I use golf photography as a way to offer recommendations and tell the stories of my roller-coaster rounds. What’s an awesome experience if you don’t have anyone to share it with? Unique photos and a cool story can guide others to their new favorite golf course. If you want to see the true Northern Michigan and its wealth of golf, consider teeing it up at one of its coolest courses you’ve never heard of, and bring your camera:
I like to turn my individual experience into something for everyone. I use my unique shot angles for a photo opportunity. The first at Chestnut Hills in Bear Lake has a few blind shots that are hard to show in photos. (Green fees: $25-46)
A different perspective helps show what the golf hole is really like. The first hole at Pinecroft Golf Plantation near Crystal Lake doesn’t have many flat lies; that’s much easier to show when you’re level with the green. (Green fees: $45-63)

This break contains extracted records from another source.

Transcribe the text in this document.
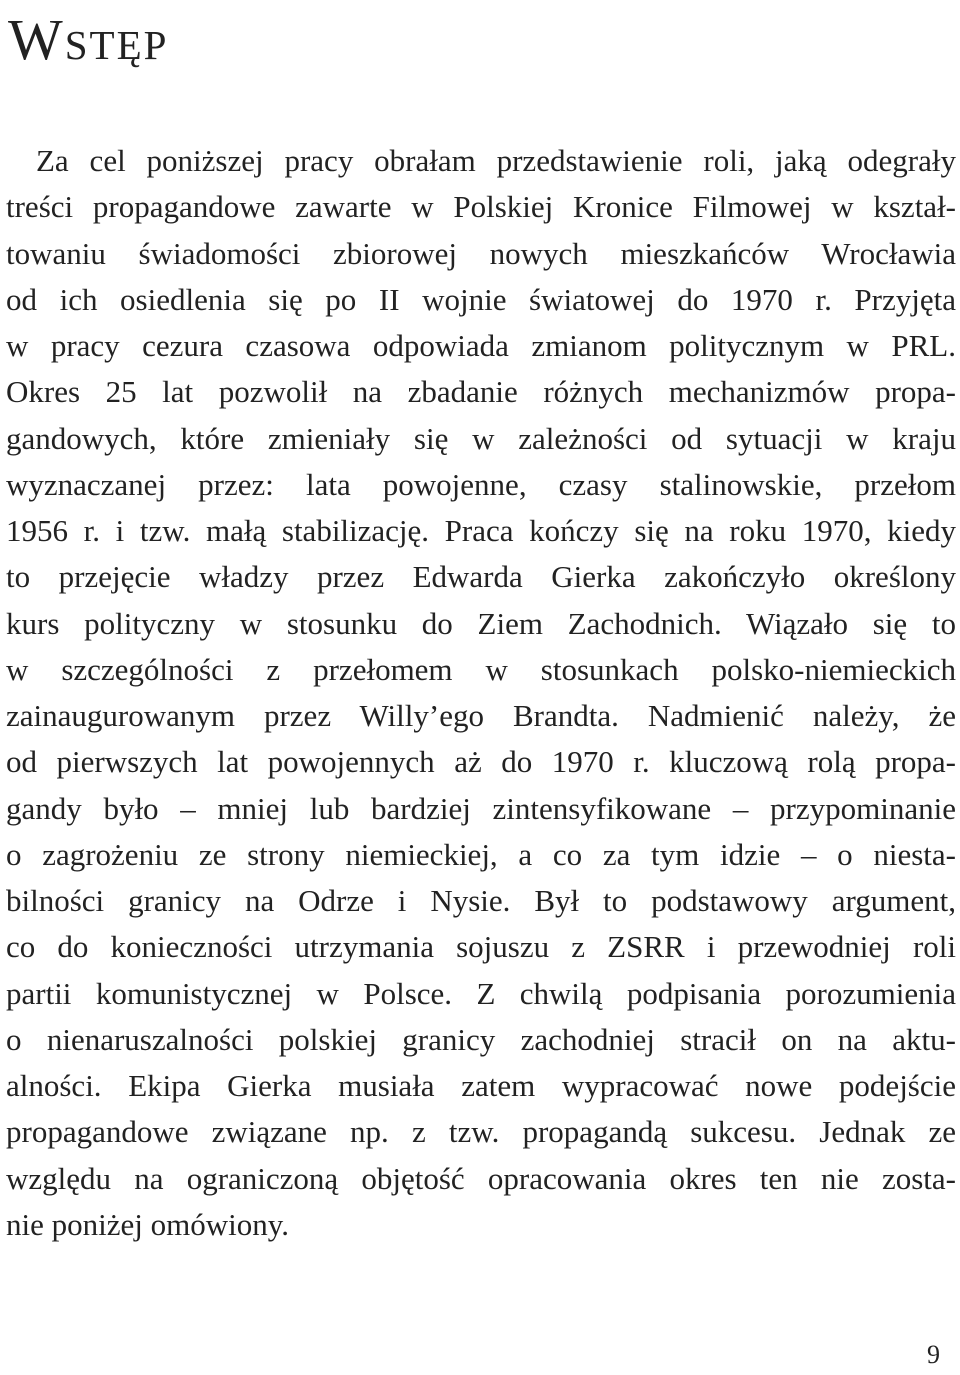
Wstęp
Za cel poniższej pracy obrałam przedstawienie roli, jaką odegrały
treści propagandowe zawarte w Polskiej Kronice Filmowej w kształ-
towaniu świadomości zbiorowej nowych mieszkańców Wrocławia
od ich osiedlenia się po II wojnie światowej do 1970 r. Przyjęta
w pracy cezura czasowa odpowiada zmianom politycznym w PRL.
Okres 25 lat pozwolił na zbadanie różnych mechanizmów propa-
gandowych, które zmieniały się w zależności od sytuacji w kraju
wyznaczanej przez: lata powojenne, czasy stalinowskie, przełom
1956 r. i tzw. małą stabilizację. Praca kończy się na roku 1970, kiedy
to przejęcie władzy przez Edwarda Gierka zakończyło określony
kurs polityczny w stosunku do Ziem Zachodnich. Wiązało się to
w szczególności z przełomem w stosunkach polsko-niemieckich
zainaugurowanym przez Willy’ego Brandta. Nadmienić należy, że
od pierwszych lat powojennych aż do 1970 r. kluczową rolą propa-
gandy było – mniej lub bardziej zintensyfikowane – przypominanie
o zagrożeniu ze strony niemieckiej, a co za tym idzie – o niesta-
bilności granicy na Odrze i Nysie. Był to podstawowy argument,
co do konieczności utrzymania sojuszu z ZSRR i przewodniej roli
partii komunistycznej w Polsce. Z chwilą podpisania porozumienia
o nienaruszalności polskiej granicy zachodniej stracił on na aktu-
alności. Ekipa Gierka musiała zatem wypracować nowe podejście
propagandowe związane np. z tzw. propagandą sukcesu. Jednak ze
względu na ograniczoną objętość opracowania okres ten nie zosta-
nie poniżej omówiony.
9
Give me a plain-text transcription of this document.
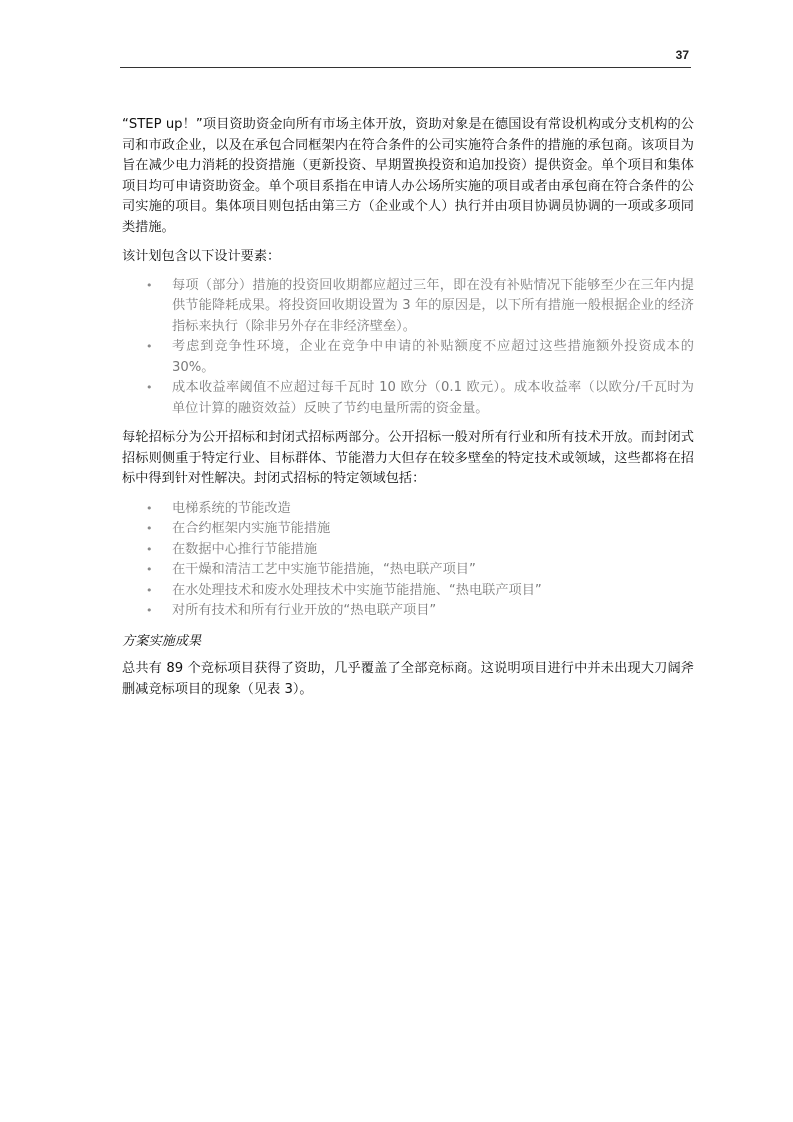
37

“STEP up！”项目资助资金向所有市场主体开放，资助对象是在德国设有常设机构或分支机构的公司和市政企业，以及在承包合同框架内在符合条件的公司实施符合条件的措施的承包商。该项目为旨在减少电力消耗的投资措施（更新投资、早期置换投资和追加投资）提供资金。单个项目和集体项目均可申请资助资金。单个项目系指在申请人办公场所实施的项目或者由承包商在符合条件的公司实施的项目。集体项目则包括由第三方（企业或个人）执行并由项目协调员协调的一项或多项同类措施。

该计划包含以下设计要素：

• 每项（部分）措施的投资回收期都应超过三年，即在没有补贴情况下能够至少在三年内提供节能降耗成果。将投资回收期设置为 3 年的原因是，以下所有措施一般根据企业的经济指标来执行（除非另外存在非经济壁垒）。
• 考虑到竞争性环境，企业在竞争中申请的补贴额度不应超过这些措施额外投资成本的 30%。
• 成本收益率阈值不应超过每千瓦时 10 欧分（0.1 欧元）。成本收益率（以欧分/千瓦时为单位计算的融资效益）反映了节约电量所需的资金量。

每轮招标分为公开招标和封闭式招标两部分。公开招标一般对所有行业和所有技术开放。而封闭式招标则侧重于特定行业、目标群体、节能潜力大但存在较多壁垒的特定技术或领域，这些都将在招标中得到针对性解决。封闭式招标的特定领域包括：

• 电梯系统的节能改造
• 在合约框架内实施节能措施
• 在数据中心推行节能措施
• 在干燥和清洁工艺中实施节能措施，“热电联产项目”
• 在水处理技术和废水处理技术中实施节能措施、“热电联产项目”
• 对所有技术和所有行业开放的“热电联产项目”
方案实施成果

总共有 89 个竞标项目获得了资助，几乎覆盖了全部竞标商。这说明项目进行中并未出现大刀阔斧删减竞标项目的现象（见表 3）。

Located a short drive north on M-22 from Traverse City, Bahle Farms has a huge amount of elevation change. The best way to show that is by using objects in the landscape for scale. The signature barn gives a little perspective. (Green fees: $75-95)
I always try to find something unique about the course I’m playing and focus on that. Historic Wawashkamo, a nine-hole course in the middle of Mackinac Island has plenty of unique features you won’t see anywhere else, like these Victorian storm shelters. (Green fees: $55-85)
Not everyone has a drone, but taking photos from a different perspective always adds some intrigue. When I get down low or up high I’m always surprised at how much more interesting my shots are. 9-hole Northport Creek looked especially good from up high. (Green fees: $25-35)
Showing the landscape around the golf course can help viewers get a sense of what to expect, especially if the vantage point isn’t the tee box. The par-4 15th hole at Champion Hill near Crystal Lake has some of the best vistas around. (Green fees: $45-63)
When searching for compositions, I always remember where I first looked. More often than not, that ends up being the keeper. South of Arcadia, Manistee Golf and Country Club has no shortage of opportunities for a good shot with its three greens beside Lake Michigan. (Green fees: $50-65)
A zoom (telephoto) lens helps show off more of the golf hole without sacrificing the little details. Even the telephoto iPhone lens works most of the time. Not far from the Sleeping Bear Dunes, the 5th at Dunes Golf Club in Empire has some big features that are hard to see with a wide lens. (Green fees: $26-36)
I love taking photos in the off-season. Golf courses are beautiful even if they aren’t green and perfect. That’s especially true for Ye Nyne Olde Holles and its ski hill and lake views. (Green fees: $18-26)
Sometimes a cloudy day changes the mood. It’s a perfect time to experiment a little bit. Near Traverse City, the bunkers at the Donald Ross-designed, nine-hole Elk Rapids Golf Course look menacing in this imperfect weather. (Green fees: $22-29)
Sometimes looking back at the hole gives the best view. I turn around every once in a while and I’m often surprised at what I find. In Harbor Springs, historic Harbor Point Golf Club, dating back to 1896, looks like it’s all in front of you, but there are a lot of hidden features if you turn around. (Green fees: $50. Harbor Point is private but offers limited public play in the shoulder seasons).